Awarded a CBE in May for services to drama and literature, Syal says: “I was surprised, but the reaction of my parents made me realise how much it meant to them. For them, their children’s future and success is the reason they came to this country. It’s some sort of symbol that the sacrifice was worth it.”

She used her experiences growing up in the West Midlands for her first book, Anita And Me, which was later adapted for the screen and is now on the English literature GCSE syllabus, and found further acclaim with her second book , Life Isn’t All Ha Ha Hee Hee.

Having recently finished a nine-month run at the National Theatre in Behind The Beautiful Forevers, it’s now her husband’s turn to pursue his career, as he goes off to rehearsals for an Anthony Horowitz play, Dinner With Saddam. That’s how they manage family life – when one works, the other stays at home.

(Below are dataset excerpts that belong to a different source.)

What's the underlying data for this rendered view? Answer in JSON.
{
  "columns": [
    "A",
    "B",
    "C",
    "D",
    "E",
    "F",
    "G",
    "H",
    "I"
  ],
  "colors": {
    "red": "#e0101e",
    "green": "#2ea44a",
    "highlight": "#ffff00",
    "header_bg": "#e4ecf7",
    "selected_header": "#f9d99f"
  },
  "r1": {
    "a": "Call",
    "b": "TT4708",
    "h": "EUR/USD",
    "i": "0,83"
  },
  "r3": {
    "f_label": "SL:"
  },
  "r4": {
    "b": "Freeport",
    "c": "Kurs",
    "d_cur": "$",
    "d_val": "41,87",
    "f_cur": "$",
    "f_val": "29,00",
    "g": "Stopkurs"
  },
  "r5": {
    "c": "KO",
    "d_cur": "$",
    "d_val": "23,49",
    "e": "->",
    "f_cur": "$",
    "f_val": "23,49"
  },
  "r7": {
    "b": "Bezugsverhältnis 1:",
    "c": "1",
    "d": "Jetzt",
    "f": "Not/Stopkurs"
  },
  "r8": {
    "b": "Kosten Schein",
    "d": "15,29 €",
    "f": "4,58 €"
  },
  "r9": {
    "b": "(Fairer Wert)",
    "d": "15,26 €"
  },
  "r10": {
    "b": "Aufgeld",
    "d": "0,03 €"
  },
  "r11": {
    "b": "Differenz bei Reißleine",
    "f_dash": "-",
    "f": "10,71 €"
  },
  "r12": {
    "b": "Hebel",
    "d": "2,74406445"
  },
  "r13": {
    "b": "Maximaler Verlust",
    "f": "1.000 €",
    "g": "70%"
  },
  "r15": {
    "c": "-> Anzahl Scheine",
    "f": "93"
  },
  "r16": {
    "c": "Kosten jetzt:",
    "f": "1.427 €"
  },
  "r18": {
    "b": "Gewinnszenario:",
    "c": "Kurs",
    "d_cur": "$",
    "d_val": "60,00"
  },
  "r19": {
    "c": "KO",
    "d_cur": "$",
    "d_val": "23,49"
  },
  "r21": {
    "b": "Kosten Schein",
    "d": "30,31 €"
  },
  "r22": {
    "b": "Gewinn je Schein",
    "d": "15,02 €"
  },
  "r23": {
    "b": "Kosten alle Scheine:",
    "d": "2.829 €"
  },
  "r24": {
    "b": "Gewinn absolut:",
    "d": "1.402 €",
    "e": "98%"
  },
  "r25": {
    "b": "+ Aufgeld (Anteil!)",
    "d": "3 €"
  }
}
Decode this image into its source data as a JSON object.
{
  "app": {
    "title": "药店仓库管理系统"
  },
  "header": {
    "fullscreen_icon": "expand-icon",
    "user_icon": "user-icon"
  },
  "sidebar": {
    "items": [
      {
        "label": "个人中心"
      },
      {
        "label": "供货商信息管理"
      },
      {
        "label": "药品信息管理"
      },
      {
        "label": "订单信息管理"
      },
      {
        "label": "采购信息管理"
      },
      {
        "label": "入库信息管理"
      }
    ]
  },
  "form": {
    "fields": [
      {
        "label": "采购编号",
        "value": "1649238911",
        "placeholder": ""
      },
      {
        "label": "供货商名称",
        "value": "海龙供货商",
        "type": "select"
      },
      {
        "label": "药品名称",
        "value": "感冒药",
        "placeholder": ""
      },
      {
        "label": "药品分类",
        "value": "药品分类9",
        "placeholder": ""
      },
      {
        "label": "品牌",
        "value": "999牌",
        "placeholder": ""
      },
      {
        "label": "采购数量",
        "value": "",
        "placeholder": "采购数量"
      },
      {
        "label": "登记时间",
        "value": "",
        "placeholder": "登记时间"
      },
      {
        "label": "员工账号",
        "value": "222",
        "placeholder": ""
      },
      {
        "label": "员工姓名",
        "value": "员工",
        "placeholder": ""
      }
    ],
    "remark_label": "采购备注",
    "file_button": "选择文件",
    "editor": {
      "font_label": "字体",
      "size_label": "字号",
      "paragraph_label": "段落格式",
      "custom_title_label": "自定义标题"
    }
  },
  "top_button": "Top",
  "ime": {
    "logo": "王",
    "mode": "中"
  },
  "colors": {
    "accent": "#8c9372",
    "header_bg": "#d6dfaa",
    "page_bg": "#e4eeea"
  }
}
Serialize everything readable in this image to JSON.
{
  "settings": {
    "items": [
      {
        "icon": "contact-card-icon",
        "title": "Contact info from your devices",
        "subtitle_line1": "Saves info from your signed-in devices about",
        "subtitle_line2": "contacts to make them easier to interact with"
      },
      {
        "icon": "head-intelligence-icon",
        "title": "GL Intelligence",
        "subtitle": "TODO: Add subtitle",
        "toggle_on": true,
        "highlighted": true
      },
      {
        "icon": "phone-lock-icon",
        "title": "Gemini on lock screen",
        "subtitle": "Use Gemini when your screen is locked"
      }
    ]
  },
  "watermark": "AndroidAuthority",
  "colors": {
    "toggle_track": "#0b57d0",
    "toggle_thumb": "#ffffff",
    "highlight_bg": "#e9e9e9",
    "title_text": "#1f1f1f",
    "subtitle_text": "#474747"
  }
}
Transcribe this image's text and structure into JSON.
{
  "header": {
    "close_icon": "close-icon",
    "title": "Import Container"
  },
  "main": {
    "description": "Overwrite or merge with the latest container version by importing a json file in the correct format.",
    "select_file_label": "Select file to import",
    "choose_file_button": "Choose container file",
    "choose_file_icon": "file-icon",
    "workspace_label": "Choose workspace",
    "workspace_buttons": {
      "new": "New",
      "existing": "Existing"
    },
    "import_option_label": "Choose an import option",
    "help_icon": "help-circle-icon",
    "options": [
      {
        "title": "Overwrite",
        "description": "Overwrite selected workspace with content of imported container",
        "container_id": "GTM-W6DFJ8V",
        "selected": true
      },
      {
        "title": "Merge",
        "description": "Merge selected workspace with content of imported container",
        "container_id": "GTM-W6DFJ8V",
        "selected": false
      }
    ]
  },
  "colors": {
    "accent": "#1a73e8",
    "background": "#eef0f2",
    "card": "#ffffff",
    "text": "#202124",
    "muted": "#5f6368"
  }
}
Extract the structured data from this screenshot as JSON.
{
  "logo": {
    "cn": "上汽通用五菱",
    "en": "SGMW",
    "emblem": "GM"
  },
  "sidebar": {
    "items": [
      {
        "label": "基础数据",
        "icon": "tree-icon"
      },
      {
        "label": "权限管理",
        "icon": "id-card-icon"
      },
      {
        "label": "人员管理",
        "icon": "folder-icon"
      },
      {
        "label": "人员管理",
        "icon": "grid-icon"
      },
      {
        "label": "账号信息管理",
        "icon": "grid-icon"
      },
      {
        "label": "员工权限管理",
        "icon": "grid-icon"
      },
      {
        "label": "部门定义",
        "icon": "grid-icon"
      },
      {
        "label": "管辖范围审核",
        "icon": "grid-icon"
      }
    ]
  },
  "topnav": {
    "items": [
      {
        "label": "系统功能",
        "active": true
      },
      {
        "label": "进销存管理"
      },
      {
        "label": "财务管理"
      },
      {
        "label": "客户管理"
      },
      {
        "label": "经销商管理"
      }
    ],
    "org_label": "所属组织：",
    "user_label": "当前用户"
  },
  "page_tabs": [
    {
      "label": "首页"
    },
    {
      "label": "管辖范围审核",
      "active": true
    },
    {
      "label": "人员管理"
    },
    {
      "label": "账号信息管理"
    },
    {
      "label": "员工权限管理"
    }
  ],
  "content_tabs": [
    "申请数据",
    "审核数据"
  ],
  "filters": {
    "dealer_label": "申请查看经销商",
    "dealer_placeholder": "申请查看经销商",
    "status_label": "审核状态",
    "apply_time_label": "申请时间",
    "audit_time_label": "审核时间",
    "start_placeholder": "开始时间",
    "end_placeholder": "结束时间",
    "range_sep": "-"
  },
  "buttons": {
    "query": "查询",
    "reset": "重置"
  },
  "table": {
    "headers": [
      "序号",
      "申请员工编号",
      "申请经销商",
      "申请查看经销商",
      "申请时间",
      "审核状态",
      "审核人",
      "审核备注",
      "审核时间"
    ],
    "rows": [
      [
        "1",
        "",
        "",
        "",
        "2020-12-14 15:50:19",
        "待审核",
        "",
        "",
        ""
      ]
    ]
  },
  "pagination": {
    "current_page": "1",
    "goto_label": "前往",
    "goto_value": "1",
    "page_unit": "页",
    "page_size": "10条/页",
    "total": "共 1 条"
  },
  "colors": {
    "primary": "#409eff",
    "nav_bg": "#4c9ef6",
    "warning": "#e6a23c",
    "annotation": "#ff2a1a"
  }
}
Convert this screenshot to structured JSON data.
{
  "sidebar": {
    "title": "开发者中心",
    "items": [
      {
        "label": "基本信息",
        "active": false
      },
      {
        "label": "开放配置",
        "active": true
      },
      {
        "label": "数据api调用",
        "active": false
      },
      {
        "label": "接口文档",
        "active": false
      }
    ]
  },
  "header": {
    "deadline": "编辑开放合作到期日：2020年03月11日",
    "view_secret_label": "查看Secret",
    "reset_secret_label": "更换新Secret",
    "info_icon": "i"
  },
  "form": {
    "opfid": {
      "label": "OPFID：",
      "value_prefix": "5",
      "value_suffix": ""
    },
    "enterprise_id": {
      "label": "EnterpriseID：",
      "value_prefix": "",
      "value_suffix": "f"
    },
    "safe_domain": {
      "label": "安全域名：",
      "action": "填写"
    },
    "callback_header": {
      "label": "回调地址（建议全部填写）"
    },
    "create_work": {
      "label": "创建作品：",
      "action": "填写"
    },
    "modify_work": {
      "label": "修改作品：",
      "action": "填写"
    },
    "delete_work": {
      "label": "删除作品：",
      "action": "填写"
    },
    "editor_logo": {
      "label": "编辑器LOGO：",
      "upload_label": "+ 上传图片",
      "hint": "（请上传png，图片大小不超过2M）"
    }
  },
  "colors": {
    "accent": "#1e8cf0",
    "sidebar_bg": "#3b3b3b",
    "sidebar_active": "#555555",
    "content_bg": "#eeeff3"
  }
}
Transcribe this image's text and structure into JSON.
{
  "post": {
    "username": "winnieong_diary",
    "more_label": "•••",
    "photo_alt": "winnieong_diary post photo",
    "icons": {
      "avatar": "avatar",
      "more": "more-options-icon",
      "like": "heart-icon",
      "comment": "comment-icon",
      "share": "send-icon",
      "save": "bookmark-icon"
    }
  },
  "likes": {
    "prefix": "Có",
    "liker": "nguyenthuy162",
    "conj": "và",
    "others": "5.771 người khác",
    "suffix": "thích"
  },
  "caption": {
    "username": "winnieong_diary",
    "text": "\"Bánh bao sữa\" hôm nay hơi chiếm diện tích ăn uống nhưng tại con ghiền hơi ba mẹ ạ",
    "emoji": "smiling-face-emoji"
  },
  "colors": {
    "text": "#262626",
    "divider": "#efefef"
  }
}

“We tag-team it a bit. We don’t do theatre at the same time, because both of you being out of the house six nights a week is not fair. When one of us is doing theatre, the other will try and get screen work.

“It doesn’t always work that way – I’ve just turned down two really lovely theatre jobs because Sanjeev’s doing a play soon and it’s his turn. Much as I grit my teeth, that’s what we agreed.”

So, is there as much laughter at home as the couple have created on screen?

“Bitter, hollow laughter,” Syal says, dryly. “No, really, I think a sense of humour is one of the great glues of any relationship. Frankly, life is so absurd, you’ve got to laugh, or you’d cry.”